Heeding the Mary and Divine Mercy Connection

St. Faustina's memorial being added to the Church calendar this May is a great reminder and signpost of the inseparable connection between Divine Mercy and Our Lady, Mother of Mercy

(photo: Register Files)

This May 18 Pope Francis decreed that St. Faustina Kowalska’s feast day be added to the Roman Calendar as an optional memorial to be celebrated by all on Oct. 5.

There’s a great lesson here — more than appears at first.

First, we know St. Faustina brought us the message of Divine Mercy through her Diary. Second, the date of the decree has great significance because it was the 100th anniversary of the birth of St. John Paul II — the pope of Divine Mercy and a great Marian pope. He canonized St. Faustina 20 years ago in April 2000. She became the first saint of the new millennium. He was closely connected with Our Lady of Fatima.

Third, this decree was given in May, the month of the Blessed Mother.

“I am not only Queen of Heaven, but also the Mother of Mercy and your Mother,” were the words Faustina heard Mary say during an apparition (Diary 330).

On another occasion Mary told St. Faustina the essential need to make God’s mercy known: “You have to speak to the world about his great mercy. … Speak to souls about this great mercy while it is still the time for (granting) mercy” (Diary 635).

Heaven wove together this beautiful connection with another revelation. On Sept. 4, 1993, John Paul II visited the Shrine of the Gate of the Dawn (Ostrabrama) in Vilnius, Lithuania, praying the Rosary with people before the miraculous icon of Our Lady of Mercy. There, in 1935, on the Sunday after Easter — now Divine Mercy Sunday — the image of Jesus, The Divine Mercy, that St. Faustina had had painted according to his direction, was shown and venerated publicly for the very first time.

Ah, the Rosary he was praying with the people. The Chaplet of Divine Mercy is prayed using the beads of the Rosary. There is that visual, tangible connection joining both the Divine Mercy devotion to Mary’s Rosary, and vice versa.

“Ultimately, Marian consecration leads to us to Divine Mercy,” says Marian Father Michael Gaitley in his book 33 Days to Morning Glory.
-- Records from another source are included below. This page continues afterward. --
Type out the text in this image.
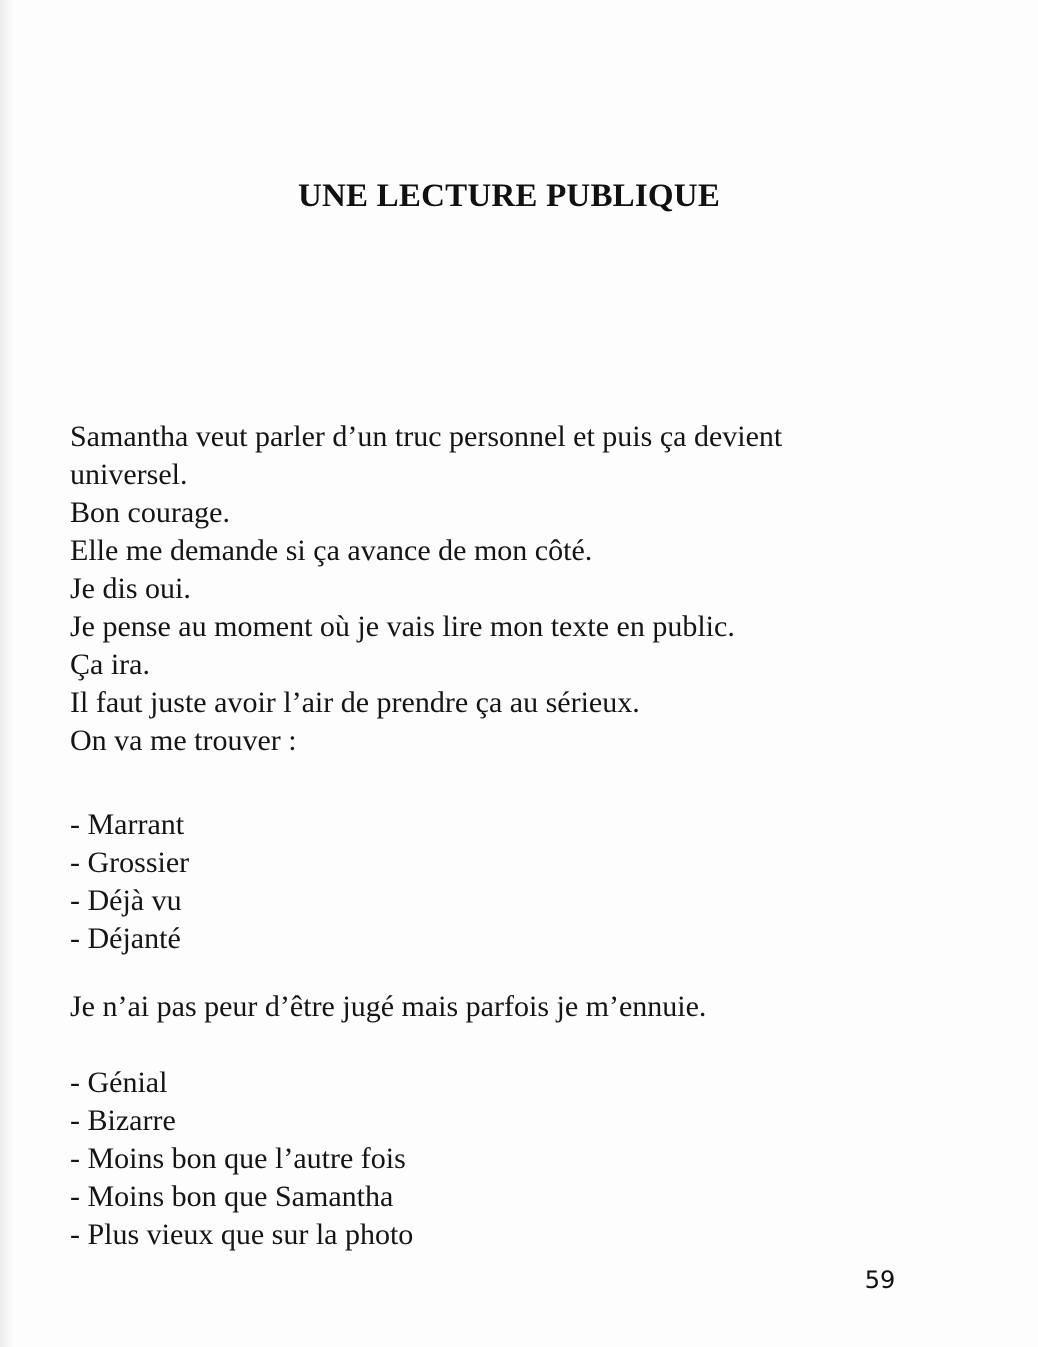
UNE LECTURE PUBLIQUE
Samantha veut parler d’un truc personnel et puis ça devient
universel.
Bon courage.
Elle me demande si ça avance de mon côté.
Je dis oui.
Je pense au moment où je vais lire mon texte en public.
Ça ira.
Il faut juste avoir l’air de prendre ça au sérieux.
On va me trouver :
- Marrant
- Grossier
- Déjà vu
- Déjanté
Je n’ai pas peur d’être jugé mais parfois je m’ennuie.
- Génial
- Bizarre
- Moins bon que l’autre fois
- Moins bon que Samantha
- Plus vieux que sur la photo
59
Another time, he pointed out that the Fatima apparitions fittingly “begin and end with mercy” because our Blessed Mother’s “merciful purpose was to prevent her children from having to go through terrible suffering.”

Our Lady made the connection in the prayer she taught the children there to say after every decade of the Rosary: O my Jesus, forgive us our sins; save us from the fires of hell; lead all souls into heaven, especially those who are in most need of Thy mercy. As we pray it, this prayer is also a spiritual work of mercy that makes a direct connection to the message of Divine Mercy.

Twenty years after this prayer to add to the Rosary, St. Faustina had a vision on Sept. 1, 1937. She revealed in the Diary (1261),

“I saw the Lord Jesus, like a king in great majesty, looking down upon our earth with great severity; but because of his Mother’s intercession He prolonged the time of His mercy.” Our Mother of Mercy was interceding with her son, The Divine Mercy, for us.

Again, the connection. “If there is one thing Our Lady stressed at Fatima, it was the imperative repent,” wrote Servant of God, Jesuit Father John Hardon.  It is one of the conditions of the Divine Mercy Sunday devotion, and receiving Divine Mercy.

Heaven gave us another confirmation of the indissoluble connection of Mary and Divine Mercy through St. John Paul II when he died on April 2, 2005. That day was both the First Saturday of the month, Mary’s day, and, at the hour at the end of the Vigil Mass of Divine Mercy Sunday. Heaven was going to welcome the pope who promoted the Rosary and Divine Mercy.

And don’t forget that “Mother of Mercy” and “Virgin most merciful” are two of the invocations in the Litany of Loreto, again connecting Mary with Mercy itself.

Marian Father Donald Calloway whose congregation promotes both Divine Mercy and the Rosary and Marian devotion, wrote Purest of All Lilies: The Virgin Mary in the Spirituality of St. Faustina. When asked about the Mary and Divine Mercy connection during an interview, he explained, “The Divine Mercy and Mary Immaculate go hand in hand. The Immaculate Conception is really the masterpiece of Divine Mercy. Mary is the perfect fruit of Christ's redemption and love. So when you bring Mary and Divine Mercy together, they really compliment each other and they point to each other. It's kind of like the sun and the moon. Jesus is the sun; Mary's the moon. She reflects the sun. John Paul II wrote in his encyclical, Dives Misericordia, that the one who had the greatest knowledge and understanding of Divine Mercy was Mary, because she received it, then she gives it — Divine Mercy, Jesus Incarnate — to the world. So she is Mother of Mercy, Mediatrix of Mercy. She's the one who gives us Jesus, and also the one who gives us the graces that Jesus won for us.”

Mary, Our Mother, Divine Mercy — could we want for anything more?